ヘルペスウイルスはアルツハイマー病の原因になる?ウイルスの種類に注意

カプセルと葉と瓶

ヘルペスウイルスがアルツハイマー病に関与している可能性があるとの研究結果が発表されています。アルツハイマー病は不可逆的な進行性の脳疾患であり、記憶や思考の力が徐々に失われていくことに特徴があります。悪化すると日常生活の中での単純な動きも出来なくなります。

そんな恐ろしい病とヘルペスウイルスが関係しているという研究結果が、アメリカのマウントサイナイ・アイカーン医科大学によって公開されました。その研究によるとアルツハイマー病患者の脳の中では、そうでない方の脳内よりもヒトヘルペスウイルス6(HHV6)とヒトヘルペスウイルス7(HHV7)の数が2倍に増加していることが分かっています。加えてこれらのウイルスがアルツハイマー病のリスクを高める遺伝子と相互に作用し、その症状を進める可能性があることも示されました。HHV6とHHV7は珍しいウイルスではありません。多くの方は乳幼児期に感染しています。HHV6を原因として乳幼児の突発性発疹を起こすケースも少なくありません。感染後には体内で一時的な休眠状態になりますが、疲労やストレスなどをきっかけとして再活性化することがあります。感染していることに気づいていない方も多いと考えられています。

HHV6とHHV7は神経毒性の強いウイルスなので、様々な神経疾患との関連が認められており、そこにアルツハイマー病も加わることが研究によって明らかになりつつあります。数値として明白に示されたことはアルツハイマー病の原因を解明する上でも有効なことと言えるでしょう。また、ヘルペスウイルスについてこれまで以上に警戒する必要ができたことも大きな問題です。

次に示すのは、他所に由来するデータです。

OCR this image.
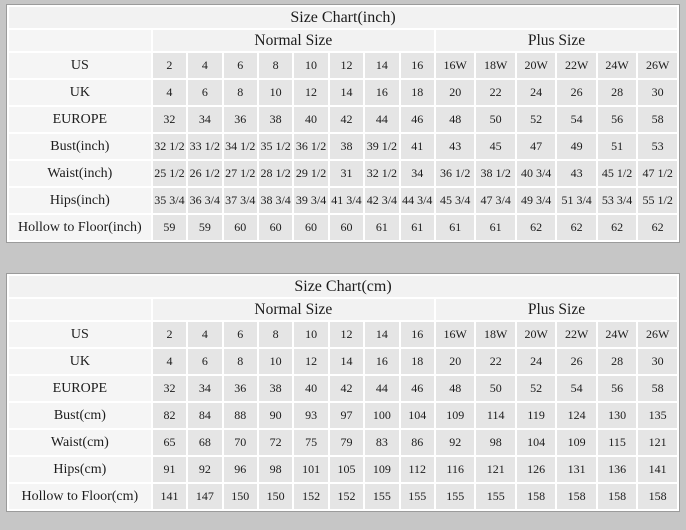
Size Chart(inch)														
	Normal Size								Plus Size					
US	2	4	6	8	10	12	14	16	16W	18W	20W	22W	24W	26W
UK	4	6	8	10	12	14	16	18	20	22	24	26	28	30
EUROPE	32	34	36	38	40	42	44	46	48	50	52	54	56	58
Bust(inch)	32 1/2	33 1/2	34 1/2	35 1/2	36 1/2	38	39 1/2	41	43	45	47	49	51	53
Waist(inch)	25 1/2	26 1/2	27 1/2	28 1/2	29 1/2	31	32 1/2	34	36 1/2	38 1/2	40 3/4	43	45 1/2	47 1/2
Hips(inch)	35 3/4	36 3/4	37 3/4	38 3/4	39 3/4	41 3/4	42 3/4	44 3/4	45 3/4	47 3/4	49 3/4	51 3/4	53 3/4	55 1/2
Hollow to Floor(inch)	59	59	60	60	60	60	61	61	61	61	62	62	62	62
Size Chart(cm)														
	Normal Size								Plus Size					
US	2	4	6	8	10	12	14	16	16W	18W	20W	22W	24W	26W
UK	4	6	8	10	12	14	16	18	20	22	24	26	28	30
EUROPE	32	34	36	38	40	42	44	46	48	50	52	54	56	58
Bust(cm)	82	84	88	90	93	97	100	104	109	114	119	124	130	135
Waist(cm)	65	68	70	72	75	79	83	86	92	98	104	109	115	121
Hips(cm)	91	92	96	98	101	105	109	112	116	121	126	131	136	141
Hollow to Floor(cm)	141	147	150	150	152	152	155	155	155	155	158	158	158	158
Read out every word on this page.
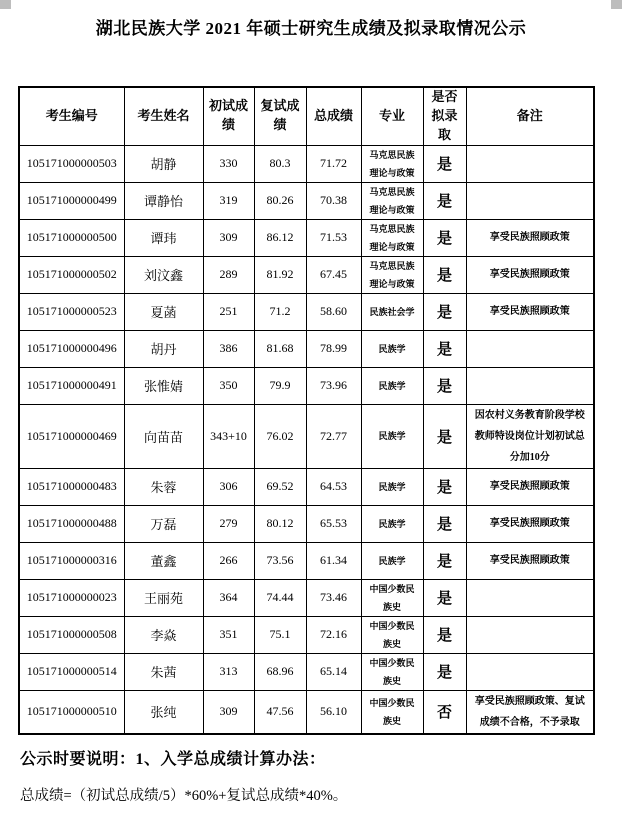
湖北民族大学 2021 年硕士研究生成绩及拟录取情况公示
考生编号	考生姓名	初试成绩	复试成绩	总成绩	专业	是否拟录取	备注
105171000000503	胡静	330	80.3	71.72	马克思民族理论与政策	是	
105171000000499	谭静怡	319	80.26	70.38	马克思民族理论与政策	是	
105171000000500	谭玮	309	86.12	71.53	马克思民族理论与政策	是	享受民族照顾政策
105171000000502	刘汶鑫	289	81.92	67.45	马克思民族理论与政策	是	享受民族照顾政策
105171000000523	夏菡	251	71.2	58.60	民族社会学	是	享受民族照顾政策
105171000000496	胡丹	386	81.68	78.99	民族学	是	
105171000000491	张惟婧	350	79.9	73.96	民族学	是	
105171000000469	向苗苗	343+10	76.02	72.77	民族学	是	因农村义务教育阶段学校教师特设岗位计划初试总分加10分
105171000000483	朱蓉	306	69.52	64.53	民族学	是	享受民族照顾政策
105171000000488	万磊	279	80.12	65.53	民族学	是	享受民族照顾政策
105171000000316	董鑫	266	73.56	61.34	民族学	是	享受民族照顾政策
105171000000023	王丽苑	364	74.44	73.46	中国少数民族史	是	
105171000000508	李焱	351	75.1	72.16	中国少数民族史	是	
105171000000514	朱茜	313	68.96	65.14	中国少数民族史	是	
105171000000510	张纯	309	47.56	56.10	中国少数民族史	否	享受民族照顾政策、复试成绩不合格，不予录取
公示时要说明：1、入学总成绩计算办法：
总成绩=（初试总成绩/5）*60%+复试总成绩*40%。
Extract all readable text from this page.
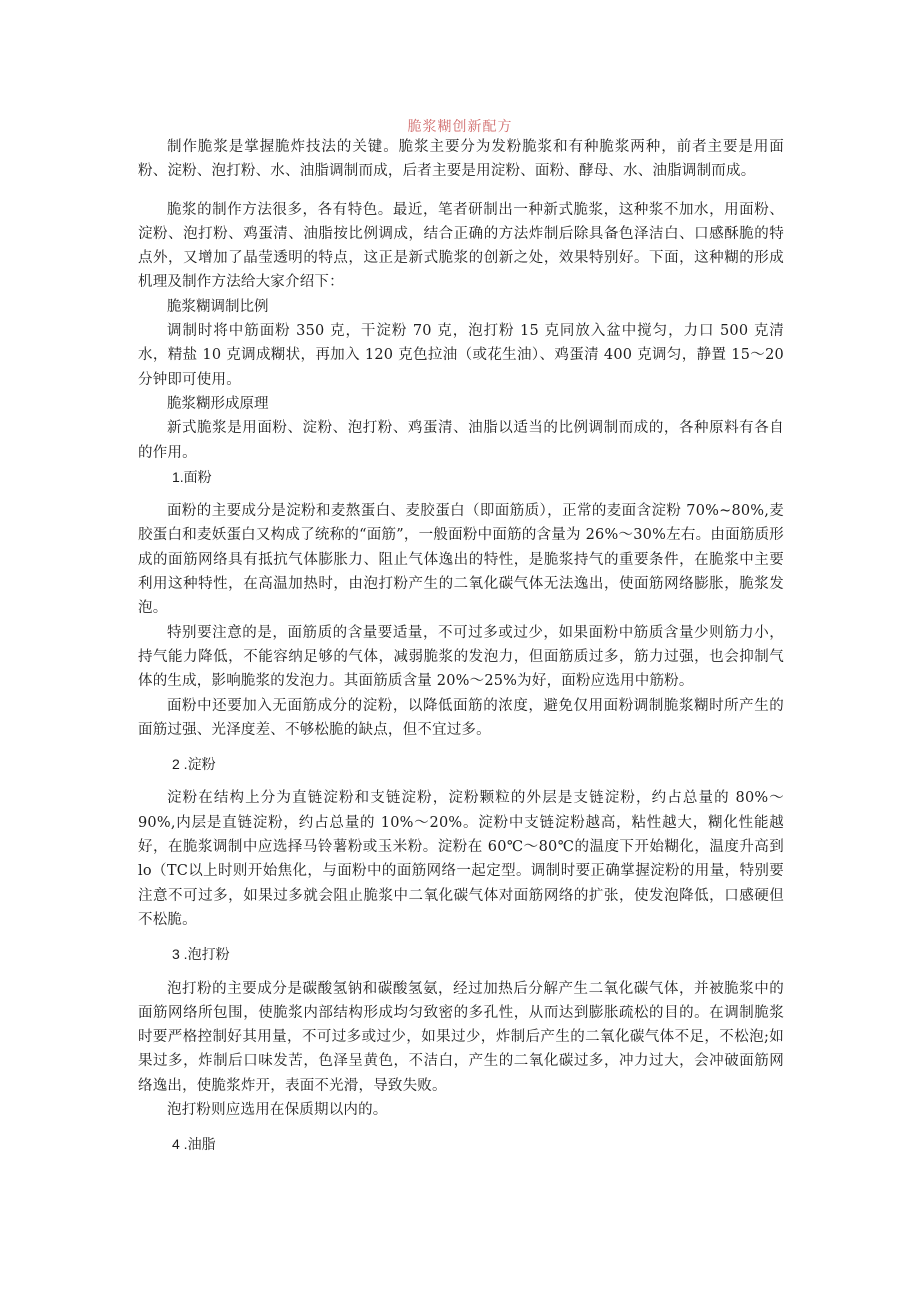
脆浆糊创新配方

制作脆浆是掌握脆炸技法的关键。脆浆主要分为发粉脆浆和有种脆浆两种，前者主要是用面粉、淀粉、泡打粉、水、油脂调制而成，后者主要是用淀粉、面粉、酵母、水、油脂调制而成。

脆浆的制作方法很多，各有特色。最近，笔者研制出一种新式脆浆，这种浆不加水，用面粉、淀粉、泡打粉、鸡蛋清、油脂按比例调成，结合正确的方法炸制后除具备色泽洁白、口感酥脆的特点外，又增加了晶莹透明的特点，这正是新式脆浆的创新之处，效果特别好。下面，这种糊的形成机理及制作方法给大家介绍下：

脆浆糊调制比例

调制时将中筋面粉 350 克，干淀粉 70 克，泡打粉 15 克同放入盆中搅匀，力口 500 克清水，精盐 10 克调成糊状，再加入 120 克色拉油（或花生油）、鸡蛋清 400 克调匀，静置 15～20 分钟即可使用。

脆浆糊形成原理

新式脆浆是用面粉、淀粉、泡打粉、鸡蛋清、油脂以适当的比例调制而成的，各种原料有各自的作用。

1.面粉

面粉的主要成分是淀粉和麦熬蛋白、麦胶蛋白（即面筋质），正常的麦面含淀粉 70%~80%,麦胶蛋白和麦妖蛋白又构成了统称的“面筋”，一般面粉中面筋的含量为 26%～30%左右。由面筋质形成的面筋网络具有抵抗气体膨胀力、阻止气体逸出的特性，是脆浆持气的重要条件，在脆浆中主要利用这种特性，在高温加热时，由泡打粉产生的二氧化碳气体无法逸出，使面筋网络膨胀，脆浆发泡。

特别要注意的是，面筋质的含量要适量，不可过多或过少，如果面粉中筋质含量少则筋力小，持气能力降低，不能容纳足够的气体，减弱脆浆的发泡力，但面筋质过多，筋力过强，也会抑制气体的生成，影响脆浆的发泡力。其面筋质含量 20%～25%为好，面粉应选用中筋粉。

面粉中还要加入无面筋成分的淀粉，以降低面筋的浓度，避免仅用面粉调制脆浆糊时所产生的面筋过强、光泽度差、不够松脆的缺点，但不宜过多。

2 .淀粉

淀粉在结构上分为直链淀粉和支链淀粉，淀粉颗粒的外层是支链淀粉，约占总量的 80%～90%,内层是直链淀粉，约占总量的 10%～20%。淀粉中支链淀粉越高，粘性越大，糊化性能越好，在脆浆调制中应选择马铃薯粉或玉米粉。淀粉在 60℃～80℃的温度下开始糊化，温度升高到 lo（TC以上时则开始焦化，与面粉中的面筋网络一起定型。调制时要正确掌握淀粉的用量，特别要注意不可过多，如果过多就会阻止脆浆中二氧化碳气体对面筋网络的扩张，使发泡降低，口感硬但不松脆。

3 .泡打粉

泡打粉的主要成分是碳酸氢钠和碳酸氢氨，经过加热后分解产生二氧化碳气体，并被脆浆中的面筋网络所包围，使脆浆内部结构形成均匀致密的多孔性，从而达到膨胀疏松的目的。在调制脆浆时要严格控制好其用量，不可过多或过少，如果过少，炸制后产生的二氧化碳气体不足，不松泡;如果过多，炸制后口味发苦，色泽呈黄色，不洁白，产生的二氧化碳过多，冲力过大，会冲破面筋网络逸出，使脆浆炸开，表面不光滑，导致失败。

泡打粉则应选用在保质期以内的。

4 .油脂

個人個人の単位で自分が感染しているヘルペスウイルスの種類を知るためには病院の検査を受ける必要があります。通常の検査を受けてもウイルスの種類までは知らされないこともあるので、ヘルペスウイルスの種類が知りたい場合にはその旨を事前に伝えるようにしておきましょう。HHV6やHHV7は珍しくないウイルスであり、これらに感染している方が必ずしもアルツハイマー病になるということではありません。実際に研究において健常者の脳内からもこれらのウイルスが見つかっています。その量が多くなるとアルツハイマー病の危険性が増すので注意しておきましょう。必要な治療薬を使うことでヘルペスウイルスの数を減らすことが可能であり、そのことが様々な合併症を予防することにも繋がっていきます。